2. Additional context or comments
The quality is hightly depends on how we split the text, but DIFY has a few small chunks in a big chunk currently, it will hide a lot of useful information. so can we spliter the text by separators first? for example, as below steps:
- Split the text by level 1 separators fist, such as "------------"
- Check the chunk size, stop if it is less than max chunk size
- Split the text by level 2 separators, such as "\r\n" or "\n"
- Check the chunk size, stop if it is less than max chunk size
- continue as step 3, ... .... , split it by chars or tokens at last.

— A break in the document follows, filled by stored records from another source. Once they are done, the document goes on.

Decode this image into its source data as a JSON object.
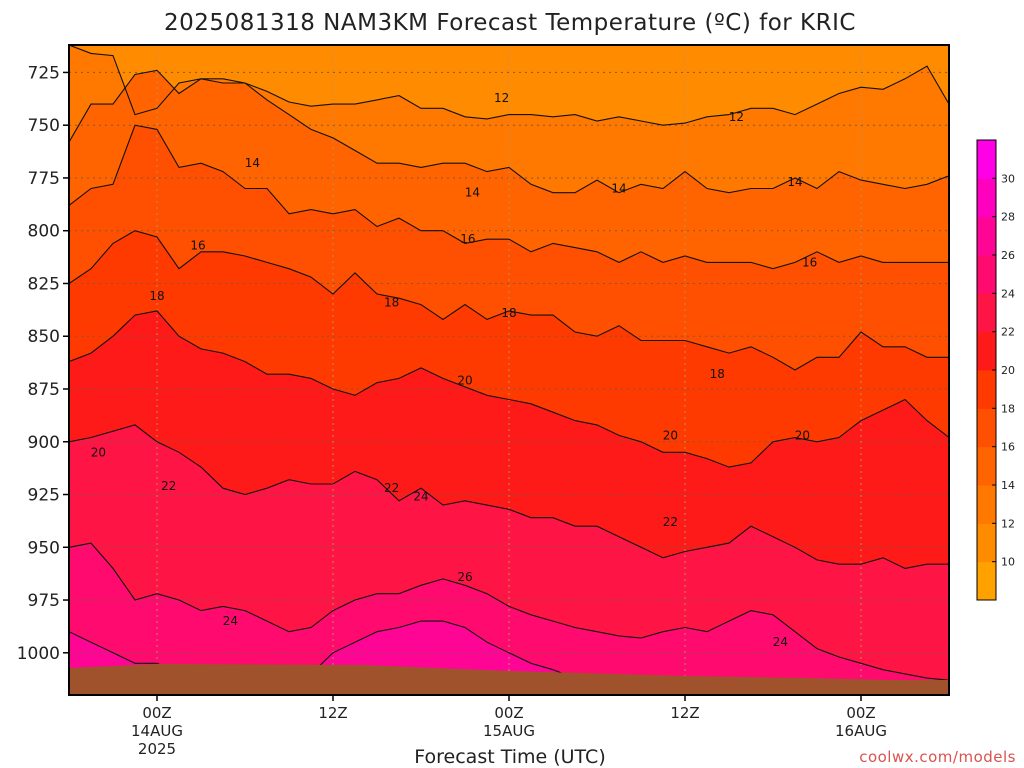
{
  "chart_data": {
    "type": "heatmap",
    "title": "2025081318 NAM3KM Forecast Temperature (ºC) for KRIC",
    "xlabel": "Forecast Time (UTC)",
    "ylabel": "",
    "credit": "coolwx.com/models",
    "y_axis": {
      "ticks": [
        725,
        750,
        775,
        800,
        825,
        850,
        875,
        900,
        925,
        950,
        975,
        1000
      ],
      "range": [
        712,
        1020
      ],
      "inverted": true,
      "units": "hPa"
    },
    "x_axis": {
      "range_hours": [
        0,
        60
      ],
      "ticks": [
        {
          "hour": 6,
          "label": "00Z",
          "sub1": "14AUG",
          "sub2": "2025"
        },
        {
          "hour": 18,
          "label": "12Z",
          "sub1": "",
          "sub2": ""
        },
        {
          "hour": 30,
          "label": "00Z",
          "sub1": "15AUG",
          "sub2": ""
        },
        {
          "hour": 42,
          "label": "12Z",
          "sub1": "",
          "sub2": ""
        },
        {
          "hour": 54,
          "label": "00Z",
          "sub1": "16AUG",
          "sub2": ""
        }
      ]
    },
    "grid": true,
    "legend": "right",
    "colorbar": {
      "levels": [
        8,
        10,
        12,
        14,
        16,
        18,
        20,
        22,
        24,
        26,
        28,
        30,
        32
      ],
      "tick_labels": [
        10,
        12,
        14,
        16,
        18,
        20,
        22,
        24,
        26,
        28,
        30
      ],
      "colors": [
        "#ffa200",
        "#ff8c00",
        "#ff7800",
        "#ff6400",
        "#ff4f00",
        "#ff3a00",
        "#ff1a1a",
        "#ff1446",
        "#ff0a6e",
        "#ff0596",
        "#ff00be",
        "#ff00e6"
      ]
    },
    "ground_color": "#a0522d",
    "isotherms": [
      {
        "value": 12,
        "pressures": [
          712,
          716,
          717,
          745,
          742,
          730,
          728,
          728,
          730,
          734,
          739,
          741,
          740,
          740,
          738,
          736,
          742,
          742,
          746,
          747,
          745,
          745,
          746,
          745,
          748,
          746,
          748,
          750,
          749,
          746,
          745,
          742,
          742,
          745,
          740,
          735,
          732,
          733,
          728,
          722,
          740
        ]
      },
      {
        "value": 14,
        "pressures": [
          758,
          740,
          740,
          726,
          724,
          735,
          728,
          730,
          730,
          738,
          745,
          752,
          756,
          762,
          768,
          768,
          770,
          768,
          768,
          772,
          770,
          778,
          782,
          782,
          776,
          782,
          778,
          780,
          772,
          780,
          782,
          780,
          780,
          775,
          780,
          772,
          776,
          778,
          780,
          778,
          774
        ]
      },
      {
        "value": 16,
        "pressures": [
          788,
          780,
          778,
          750,
          752,
          770,
          768,
          772,
          780,
          780,
          792,
          790,
          792,
          790,
          798,
          794,
          800,
          800,
          806,
          804,
          804,
          810,
          806,
          808,
          810,
          815,
          810,
          815,
          812,
          815,
          815,
          815,
          818,
          815,
          810,
          815,
          812,
          815,
          815,
          815,
          815
        ]
      },
      {
        "value": 18,
        "pressures": [
          825,
          818,
          806,
          800,
          803,
          818,
          810,
          810,
          812,
          815,
          818,
          822,
          830,
          820,
          830,
          832,
          835,
          842,
          835,
          842,
          838,
          840,
          840,
          848,
          850,
          845,
          852,
          852,
          852,
          855,
          858,
          855,
          860,
          866,
          860,
          860,
          848,
          855,
          855,
          860,
          860
        ]
      },
      {
        "value": 20,
        "pressures": [
          862,
          858,
          850,
          840,
          838,
          850,
          856,
          858,
          862,
          868,
          868,
          870,
          875,
          878,
          872,
          870,
          865,
          870,
          874,
          878,
          880,
          882,
          886,
          890,
          892,
          897,
          900,
          905,
          905,
          908,
          912,
          910,
          900,
          898,
          900,
          898,
          890,
          885,
          880,
          890,
          898
        ]
      },
      {
        "value": 22,
        "pressures": [
          900,
          898,
          895,
          892,
          900,
          905,
          912,
          922,
          925,
          922,
          918,
          920,
          920,
          914,
          918,
          928,
          922,
          930,
          928,
          930,
          932,
          936,
          936,
          940,
          940,
          945,
          950,
          955,
          952,
          950,
          948,
          940,
          945,
          950,
          956,
          958,
          958,
          955,
          960,
          958,
          958
        ]
      },
      {
        "value": 24,
        "pressures": [
          950,
          948,
          960,
          975,
          972,
          975,
          980,
          978,
          980,
          985,
          990,
          988,
          980,
          975,
          972,
          972,
          968,
          965,
          968,
          972,
          978,
          982,
          985,
          988,
          990,
          992,
          993,
          990,
          988,
          990,
          985,
          980,
          982,
          990,
          998,
          1002,
          1005,
          1008,
          1010,
          1012,
          1013
        ]
      },
      {
        "value": 26,
        "pressures": [
          990,
          995,
          1000,
          1005,
          1005,
          1010,
          1015,
          1015,
          1015,
          1015,
          1015,
          1010,
          1000,
          995,
          990,
          988,
          985,
          985,
          988,
          995,
          1000,
          1005,
          1008,
          1012,
          1015,
          1015,
          1015,
          1015,
          1015,
          1015,
          1015,
          1015,
          1015,
          1015,
          1015,
          1015,
          1015,
          1015,
          1015,
          1015,
          1015
        ]
      }
    ],
    "contour_labels": [
      {
        "text": "12",
        "hour": 29.5,
        "p": 737
      },
      {
        "text": "12",
        "hour": 45.5,
        "p": 746
      },
      {
        "text": "14",
        "hour": 12.5,
        "p": 768
      },
      {
        "text": "14",
        "hour": 27.5,
        "p": 782
      },
      {
        "text": "14",
        "hour": 37.5,
        "p": 780
      },
      {
        "text": "14",
        "hour": 49.5,
        "p": 777
      },
      {
        "text": "16",
        "hour": 8.8,
        "p": 807
      },
      {
        "text": "16",
        "hour": 27.2,
        "p": 804
      },
      {
        "text": "16",
        "hour": 50.5,
        "p": 815
      },
      {
        "text": "18",
        "hour": 6.0,
        "p": 831
      },
      {
        "text": "18",
        "hour": 22.0,
        "p": 834
      },
      {
        "text": "18",
        "hour": 30.0,
        "p": 839
      },
      {
        "text": "18",
        "hour": 44.2,
        "p": 868
      },
      {
        "text": "20",
        "hour": 2.0,
        "p": 905
      },
      {
        "text": "20",
        "hour": 27.0,
        "p": 871
      },
      {
        "text": "20",
        "hour": 41.0,
        "p": 897
      },
      {
        "text": "20",
        "hour": 50.0,
        "p": 897
      },
      {
        "text": "22",
        "hour": 6.8,
        "p": 921
      },
      {
        "text": "22",
        "hour": 22.0,
        "p": 922
      },
      {
        "text": "22",
        "hour": 41.0,
        "p": 938
      },
      {
        "text": "24",
        "hour": 24.0,
        "p": 926
      },
      {
        "text": "24",
        "hour": 11.0,
        "p": 985
      },
      {
        "text": "24",
        "hour": 48.5,
        "p": 995
      },
      {
        "text": "26",
        "hour": 27.0,
        "p": 964
      }
    ]
  }
}
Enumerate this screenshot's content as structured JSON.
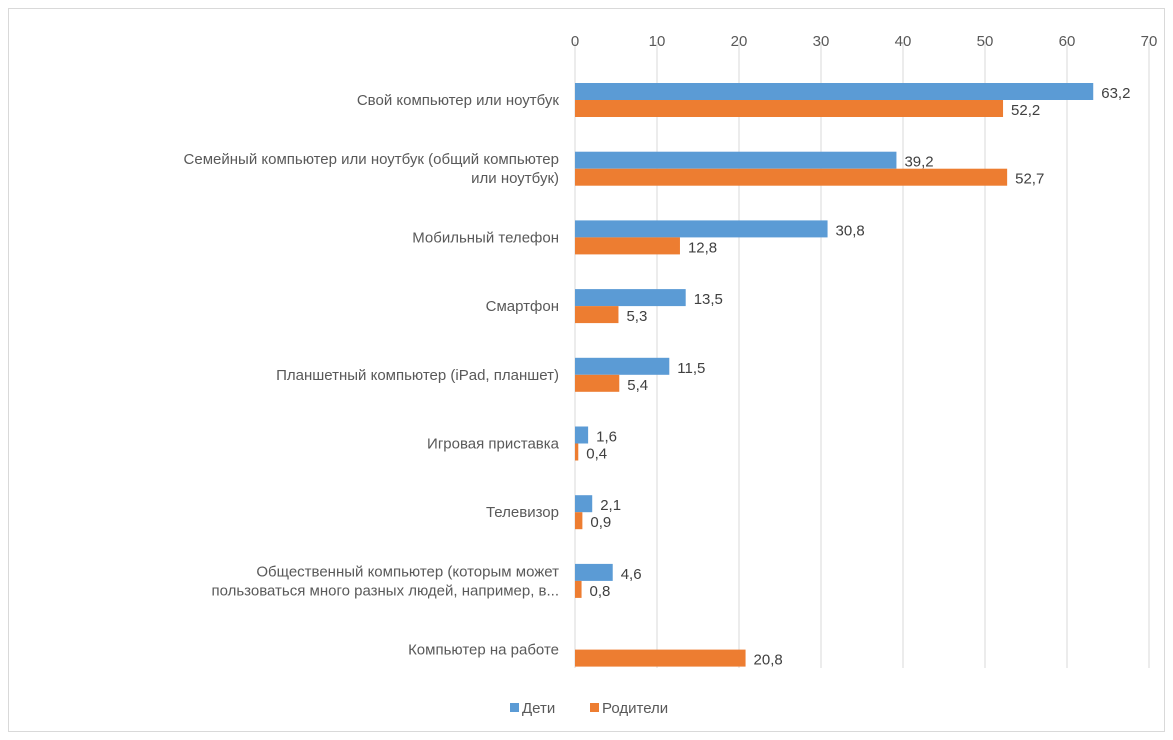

Further more, it will lost much information if we convert other documents into text file first. Can we split the document into chunks directly according to the source structure of the document, such as docx or PDF structure.
3. Can you help us with this feature?
- [ ] I am interested in contributing to this feature.
I have the same problem. No matter how many times I use a '---' separator, it still divides the segments with double line breaks. It takes a lot of effort to modify the documents and configuration to get an agent to respond correctly. Additionally, if I include a prompt for the bot to ensure it has all the information before responding, it doesn't work. It always takes what it receives from the knowledge base and responds immediately.
The splitter method of Dify is not correct. Generally, the separator is used on the red part, but Dify is used to split large documents.